I was at a conference on artist residencies in Portland and the Artists Communities Alliance conference manager noticed I was a newcomer and asked if I would like a buddy.
“A buddy?”
“A more experienced member to show you around?”
“Please.” I replied, which is how I came to be eating lamb tenderloin off a sword with Mark Golden of Golden Artists Colors. They make Golden Acrylic paints and now Williamsburg Oil Paints in New Berlin, New York.
“I looked at your work. Acrylic is more robust than the inks you are working with. I think you should come to the factory and retool your materials.” Mark said. By 3:00 am I had gotten past the impertinence enough to send off an email.
“I would love to come to New Berlin.”
Once there, I decided to test every material they threw my way. But I don’t do test tiles, I make art. So I made up a strategy that set up a confrontation between the materiality of those very specific oil paints and the diaphanous skrim of acrylic films. These compositions filtered a pattern through another pattern.
I give shape to ideas through making. At the time these two elements seemed random. A pattern through a pattern. But when you look at a simple plaid seen through punched out dots you see a pattern so interrupted that it cannot be read.

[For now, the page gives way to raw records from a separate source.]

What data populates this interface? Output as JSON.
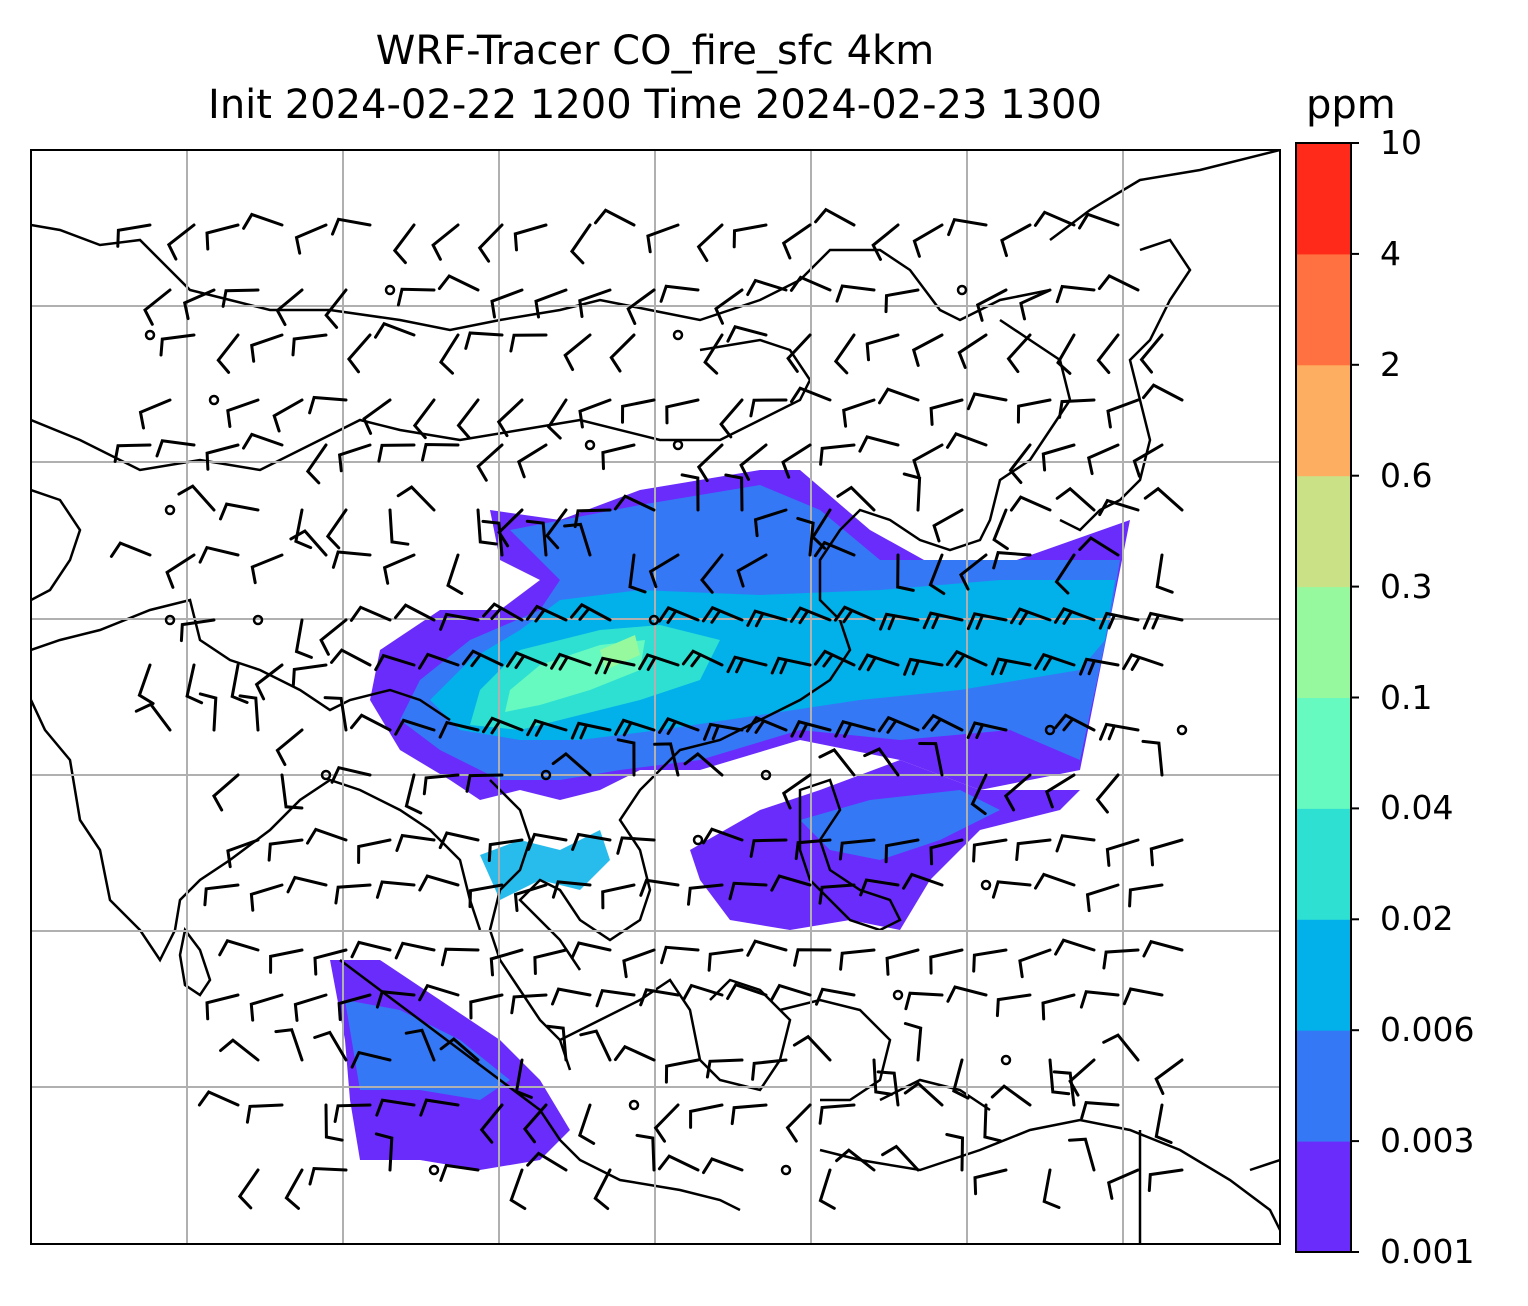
{
  "title": {
    "line1": "WRF-Tracer CO_fire_sfc 4km",
    "line2": "Init 2024-02-22 1200 Time 2024-02-23 1300"
  },
  "colorbar": {
    "units": "ppm",
    "levels": [
      "0.001",
      "0.003",
      "0.006",
      "0.02",
      "0.04",
      "0.1",
      "0.3",
      "0.6",
      "2",
      "4",
      "10"
    ],
    "colors": [
      "#6a2cfb",
      "#3478f6",
      "#02b0ea",
      "#2de0d2",
      "#66f9c0",
      "#96f99e",
      "#cbe186",
      "#fdae61",
      "#ff7140",
      "#ff2a1a"
    ]
  },
  "map": {
    "background": "#ffffff",
    "gridline_color": "#b0b0b0",
    "coastline_color": "#000000",
    "barb_color": "#000000"
  }
}
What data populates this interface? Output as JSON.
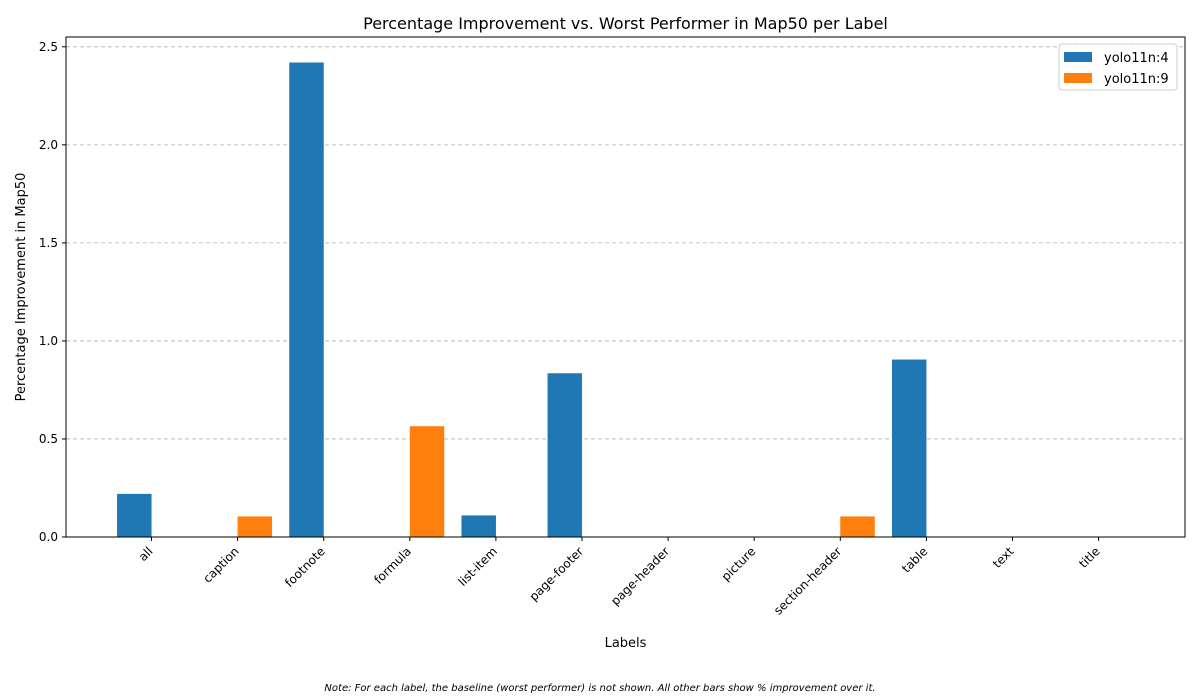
{
  "chart_data": {
    "type": "bar",
    "title": "Percentage Improvement vs. Worst Performer in Map50 per Label",
    "xlabel": "Labels",
    "ylabel": "Percentage Improvement in Map50",
    "ylim": [
      0,
      2.55
    ],
    "yticks": [
      "0.0",
      "0.5",
      "1.0",
      "1.5",
      "2.0",
      "2.5"
    ],
    "grid": "y-dashed",
    "legend_position": "top-right",
    "categories": [
      "all",
      "caption",
      "footnote",
      "formula",
      "list-item",
      "page-footer",
      "page-header",
      "picture",
      "section-header",
      "table",
      "text",
      "title"
    ],
    "series": [
      {
        "name": "yolo11n:4",
        "color": "#1f77b4",
        "values": [
          0.22,
          null,
          2.42,
          null,
          0.11,
          0.835,
          null,
          null,
          null,
          0.905,
          null,
          null
        ]
      },
      {
        "name": "yolo11n:9",
        "color": "#ff7f0e",
        "values": [
          null,
          0.105,
          null,
          0.565,
          null,
          null,
          null,
          null,
          0.105,
          null,
          null,
          null
        ]
      }
    ]
  },
  "footnote": "Note: For each label, the baseline (worst performer) is not shown. All other bars show % improvement over it."
}
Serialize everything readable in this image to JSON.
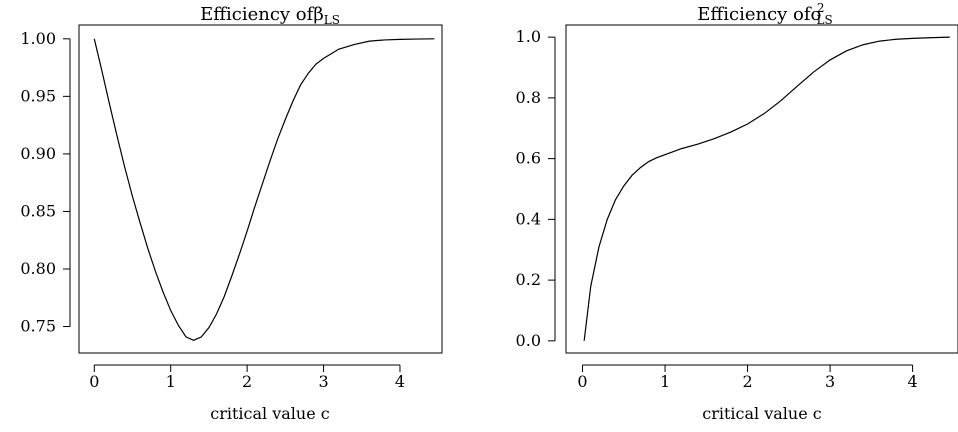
{
  "chart_data": [
    {
      "type": "line",
      "title": "Efficiency of",
      "title_symbol": "β",
      "title_subscript": "LS",
      "title_superscript": "",
      "xlabel": "critical value c",
      "ylabel": "",
      "xlim": [
        -0.2,
        4.55
      ],
      "ylim": [
        0.727,
        1.012
      ],
      "xticks": [
        0,
        1,
        2,
        3,
        4
      ],
      "xtick_labels": [
        "0",
        "1",
        "2",
        "3",
        "4"
      ],
      "yticks": [
        0.75,
        0.8,
        0.85,
        0.9,
        0.95,
        1.0
      ],
      "ytick_labels": [
        "0.75",
        "0.80",
        "0.85",
        "0.90",
        "0.95",
        "1.00"
      ],
      "grid": false,
      "series": [
        {
          "x": [
            0,
            0.1,
            0.2,
            0.3,
            0.4,
            0.5,
            0.6,
            0.7,
            0.8,
            0.9,
            1.0,
            1.1,
            1.2,
            1.3,
            1.4,
            1.5,
            1.6,
            1.7,
            1.8,
            1.9,
            2.0,
            2.1,
            2.2,
            2.3,
            2.4,
            2.5,
            2.6,
            2.7,
            2.8,
            2.9,
            3.0,
            3.2,
            3.4,
            3.6,
            3.8,
            4.0,
            4.2,
            4.45
          ],
          "y": [
            1.0,
            0.972,
            0.943,
            0.915,
            0.888,
            0.863,
            0.84,
            0.818,
            0.798,
            0.78,
            0.764,
            0.751,
            0.741,
            0.738,
            0.741,
            0.749,
            0.761,
            0.776,
            0.794,
            0.813,
            0.833,
            0.854,
            0.874,
            0.894,
            0.913,
            0.93,
            0.946,
            0.96,
            0.97,
            0.978,
            0.983,
            0.991,
            0.995,
            0.998,
            0.999,
            0.9995,
            0.9998,
            1.0
          ]
        }
      ]
    },
    {
      "type": "line",
      "title": "Efficiency of",
      "title_symbol": "σ",
      "title_subscript": "LS",
      "title_superscript": "2",
      "xlabel": "critical value c",
      "ylabel": "",
      "xlim": [
        -0.2,
        4.55
      ],
      "ylim": [
        -0.04,
        1.04
      ],
      "xticks": [
        0,
        1,
        2,
        3,
        4
      ],
      "xtick_labels": [
        "0",
        "1",
        "2",
        "3",
        "4"
      ],
      "yticks": [
        0.0,
        0.2,
        0.4,
        0.6,
        0.8,
        1.0
      ],
      "ytick_labels": [
        "0.0",
        "0.2",
        "0.4",
        "0.6",
        "0.8",
        "1.0"
      ],
      "grid": false,
      "series": [
        {
          "x": [
            0.02,
            0.1,
            0.2,
            0.3,
            0.4,
            0.5,
            0.6,
            0.7,
            0.8,
            0.9,
            1.0,
            1.2,
            1.4,
            1.6,
            1.8,
            2.0,
            2.2,
            2.4,
            2.6,
            2.8,
            3.0,
            3.2,
            3.4,
            3.6,
            3.8,
            4.0,
            4.2,
            4.45
          ],
          "y": [
            0.0,
            0.18,
            0.31,
            0.4,
            0.465,
            0.51,
            0.545,
            0.57,
            0.59,
            0.603,
            0.613,
            0.633,
            0.648,
            0.666,
            0.688,
            0.714,
            0.748,
            0.79,
            0.838,
            0.885,
            0.925,
            0.955,
            0.975,
            0.987,
            0.993,
            0.996,
            0.998,
            1.0
          ]
        }
      ]
    }
  ]
}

That is a pretty good description of dyslexia in my experience. The erratic perception that is dyslexia is the filter in this case, and the underlying pattern (the plaid) is the text I am trying to read.
That weird over-layer makes what I am looking at mysterious and indecipherable.
Dyslexia- is a kind of perception glitch, but in the bigger picture it is not very different from any other attitude, psychological, physical or social, which obstructs or distorts a person’s perception. It is modeled in this work to demonstrate how we see and how that view is limited.
Each artwork shows a pattern seen through a pattern. I repeat variations over and over seeking constants and anomalies. Each iteration constructs evidence from which I may discern truths. Here are a few conclusions:
Soft, seemingly weak forms can hold back more substantial stuff.
I cannot figure a whole from the parts no matter how many I see.
I had a whole show of these in Boston at Chase Young gallery. The title, ‘Dysgraphia’ refers to an anomaly parallel to dyslexia. If dyslexia is “off” reading, dysgraphia is “off” writing—which includes a world of human mark making. The desire to capture a not-quite-right phenomenon in art materials has its appeal, and ultimately any repeated patternmaking becomes language.
Perception is tailored by physical and cultural filters. Dyslexics, like myself, receive visual information through an organic randomizing filter. Consequently, they (I) use context to discern specifics. In reading and writing and math I am constantly solving for an unknown quantity of “x”.
In Occlusion Series, one stable pattern (plaid) is viewed through a constant filter (dots), yielding multiple and seemingly unrelated outcomes and proving context as a robust, if unreliable, tool.